US 03. System Architecture (proposed)

The DataONE architecture must embrace the highly dispersed and independent nature of data collection activities relevant to the environmental and earth sciences. Data are collected by tens of thousands of scientists around the world who have the expertise to describe and archive these data, as well as curate them. Attempting to centralize this curation function is inherently untenable and will not scale. Thus, DataONE will achieve both scalability and sustainability through a highly distributed system architecture (Figures from “Core Architecture” and below) that utilizes the DataONE Service Interface to access uniform services provided and used by three types of cyber-infrastructure: (1) Member Nodes located at institutions distributed throughout academia, libraries, government agencies, and other organizations that provide local data storage, curation, and metadata for a set of data resources that are collected or affiliated with that institution; (2) Coordinating Nodes that are geographically-distributed to provide a high-availability, fault-tolerant, and scalable set of coordinating services to the Member Nodes, including a complete metadata index and data replication services for all data in all Member Nodes; and (3) an Investigator Toolkit that provides a complete and evolving set of tools for data and metadata management by scientists and curators throughout the entire data life cycle (Figure 3). Initially, there will be three Coordinating Nodes geographically dispersed at ORC, UNM, and UCSB. A small number of additional Coordinating Nodes may be implemented as DataNetONE expands in scope, sustainable funding, and international presence.

../_images/proposal_figure_4.png

Main features of the DataNetONE architecture, emphasizing distributed data storage at Member Nodes and metadata indexing and services provided by Coordinating Nodes. Communication between Member Nodes (e.g., for replication), between Member Nodes and the Investigator Toolkit (e.g., for inserting data), and between Member Nodes and Coordinating Nodes (e.g., for metadata indexing) is all mediated via a common DataNetONE Service Interface that spans all node types.

US 04. Spread and Impact of Invasive Species

Invasive species are:

  • Expensive - response estimates up to $138bn per year in the US.
  • Complex - many interactions and factors determine invasiveness and impact
  • Overwhelming - border and import controls struggle with sheer volume of material and confusion for access and collation of relevant biodiversity information

The outcome is suboptimal consideration of potential biotic risks associated with imports of new products, packing, shipping methods or products from new regions.
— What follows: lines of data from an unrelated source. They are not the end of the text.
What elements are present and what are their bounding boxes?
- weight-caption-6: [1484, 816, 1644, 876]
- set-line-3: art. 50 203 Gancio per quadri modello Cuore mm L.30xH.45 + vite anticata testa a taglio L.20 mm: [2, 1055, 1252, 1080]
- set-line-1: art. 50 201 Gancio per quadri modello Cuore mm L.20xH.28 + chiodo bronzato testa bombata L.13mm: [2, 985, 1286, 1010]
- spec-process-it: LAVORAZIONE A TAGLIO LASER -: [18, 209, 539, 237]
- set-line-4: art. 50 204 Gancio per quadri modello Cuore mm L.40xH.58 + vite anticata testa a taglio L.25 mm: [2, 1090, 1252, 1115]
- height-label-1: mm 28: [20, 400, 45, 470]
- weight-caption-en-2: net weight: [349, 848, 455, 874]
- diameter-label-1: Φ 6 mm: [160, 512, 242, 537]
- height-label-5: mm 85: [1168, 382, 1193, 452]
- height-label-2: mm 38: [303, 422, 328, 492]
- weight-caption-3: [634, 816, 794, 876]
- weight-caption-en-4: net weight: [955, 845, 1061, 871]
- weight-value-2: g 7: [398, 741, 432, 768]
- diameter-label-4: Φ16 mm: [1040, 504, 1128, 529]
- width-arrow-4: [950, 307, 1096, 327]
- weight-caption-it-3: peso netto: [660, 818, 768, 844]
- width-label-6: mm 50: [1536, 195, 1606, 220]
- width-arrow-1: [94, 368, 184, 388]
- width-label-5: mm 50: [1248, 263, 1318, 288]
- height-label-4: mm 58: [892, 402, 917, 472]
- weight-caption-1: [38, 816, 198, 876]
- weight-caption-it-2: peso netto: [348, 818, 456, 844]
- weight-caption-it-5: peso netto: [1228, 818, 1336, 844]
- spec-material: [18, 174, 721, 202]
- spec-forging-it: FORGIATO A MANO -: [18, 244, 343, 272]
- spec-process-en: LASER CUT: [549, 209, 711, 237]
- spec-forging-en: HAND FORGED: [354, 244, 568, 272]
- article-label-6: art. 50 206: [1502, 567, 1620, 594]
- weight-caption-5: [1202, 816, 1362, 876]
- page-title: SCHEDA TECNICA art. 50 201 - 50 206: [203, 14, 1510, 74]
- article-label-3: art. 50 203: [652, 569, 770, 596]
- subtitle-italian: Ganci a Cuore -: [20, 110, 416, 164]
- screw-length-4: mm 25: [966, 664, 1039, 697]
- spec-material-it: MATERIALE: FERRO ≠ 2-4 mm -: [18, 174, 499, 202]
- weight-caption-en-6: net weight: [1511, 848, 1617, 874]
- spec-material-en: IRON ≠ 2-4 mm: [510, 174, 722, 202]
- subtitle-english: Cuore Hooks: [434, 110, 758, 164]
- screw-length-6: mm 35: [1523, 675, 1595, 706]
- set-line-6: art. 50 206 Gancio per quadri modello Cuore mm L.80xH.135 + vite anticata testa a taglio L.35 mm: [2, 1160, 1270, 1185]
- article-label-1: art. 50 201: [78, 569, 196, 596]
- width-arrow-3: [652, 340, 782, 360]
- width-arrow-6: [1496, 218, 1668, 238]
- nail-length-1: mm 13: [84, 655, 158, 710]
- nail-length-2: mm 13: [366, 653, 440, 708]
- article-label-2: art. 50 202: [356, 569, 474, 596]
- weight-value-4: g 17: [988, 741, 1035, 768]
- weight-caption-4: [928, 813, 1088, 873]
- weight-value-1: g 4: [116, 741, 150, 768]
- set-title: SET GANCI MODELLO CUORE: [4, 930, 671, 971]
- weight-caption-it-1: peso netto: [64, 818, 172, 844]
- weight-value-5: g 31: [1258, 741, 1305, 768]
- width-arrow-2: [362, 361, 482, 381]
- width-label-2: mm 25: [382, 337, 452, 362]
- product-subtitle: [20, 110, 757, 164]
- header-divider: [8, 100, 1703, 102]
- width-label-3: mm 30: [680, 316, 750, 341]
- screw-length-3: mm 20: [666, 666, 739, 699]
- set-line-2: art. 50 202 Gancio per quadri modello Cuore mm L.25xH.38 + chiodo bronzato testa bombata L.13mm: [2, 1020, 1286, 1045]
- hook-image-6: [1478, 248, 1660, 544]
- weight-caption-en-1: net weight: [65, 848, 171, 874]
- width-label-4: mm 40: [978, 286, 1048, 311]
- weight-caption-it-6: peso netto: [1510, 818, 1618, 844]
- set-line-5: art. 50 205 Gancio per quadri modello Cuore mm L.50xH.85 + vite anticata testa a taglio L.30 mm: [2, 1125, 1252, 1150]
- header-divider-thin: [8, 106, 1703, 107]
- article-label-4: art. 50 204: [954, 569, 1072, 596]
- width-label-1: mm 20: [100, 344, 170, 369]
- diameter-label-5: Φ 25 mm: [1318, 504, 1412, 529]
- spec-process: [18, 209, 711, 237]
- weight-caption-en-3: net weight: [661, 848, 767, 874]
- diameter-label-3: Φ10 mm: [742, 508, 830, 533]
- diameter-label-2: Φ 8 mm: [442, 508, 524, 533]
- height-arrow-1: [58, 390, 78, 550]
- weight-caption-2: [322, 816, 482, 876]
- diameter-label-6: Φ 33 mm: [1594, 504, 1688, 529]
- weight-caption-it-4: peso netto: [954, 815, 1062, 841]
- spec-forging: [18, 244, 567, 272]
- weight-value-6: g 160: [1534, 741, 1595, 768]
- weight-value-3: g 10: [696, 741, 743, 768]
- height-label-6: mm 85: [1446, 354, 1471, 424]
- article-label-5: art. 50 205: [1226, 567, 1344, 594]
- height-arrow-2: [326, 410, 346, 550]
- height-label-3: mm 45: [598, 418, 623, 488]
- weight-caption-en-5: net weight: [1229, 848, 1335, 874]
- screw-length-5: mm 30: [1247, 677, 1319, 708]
DataONE eliminates confusion related to information access and integration, providing domain relevant knowledge to researchers, border agents and to inform policy makers on potential impact or savings associated with new or ongoing trade relationships.

../_images/invasives.jpg

Some examples of economically important invasive species in the United States.

Specifically, DataONE addresses:

  • Volume – combines majority of digitized species occurrence information through GBIF,NBII, IABIN and other partnerships
  • Structure - efficient access to data, metadata, and workflows from ecological, environmental, socio-economic data, and related studies and assessments (e.g. Metacat, Dryad, Mercury, NBII)
  • Dynamic - service infrastructure for interpolation of data (e.g. species occurrence points to distribution regions and environmental requirements)
  • Knowledge - semantic assisted discovery and integration of indirectly associated data
  • Social interactions – transparent communications between researchers and implementers providing latest information possible for regions taxa, and trade routes, and fora of product reviews, models, and other related information
../_images/honeysuckle.jpg

Japanese honeysuckle (Lonicera japonica) was brought to the United States from Asia as ground cover to prevent erosion. As an invasive species, it can topple small trees and schrubs by its weight. The resulting change in forest structure may negatively affect songbird populations.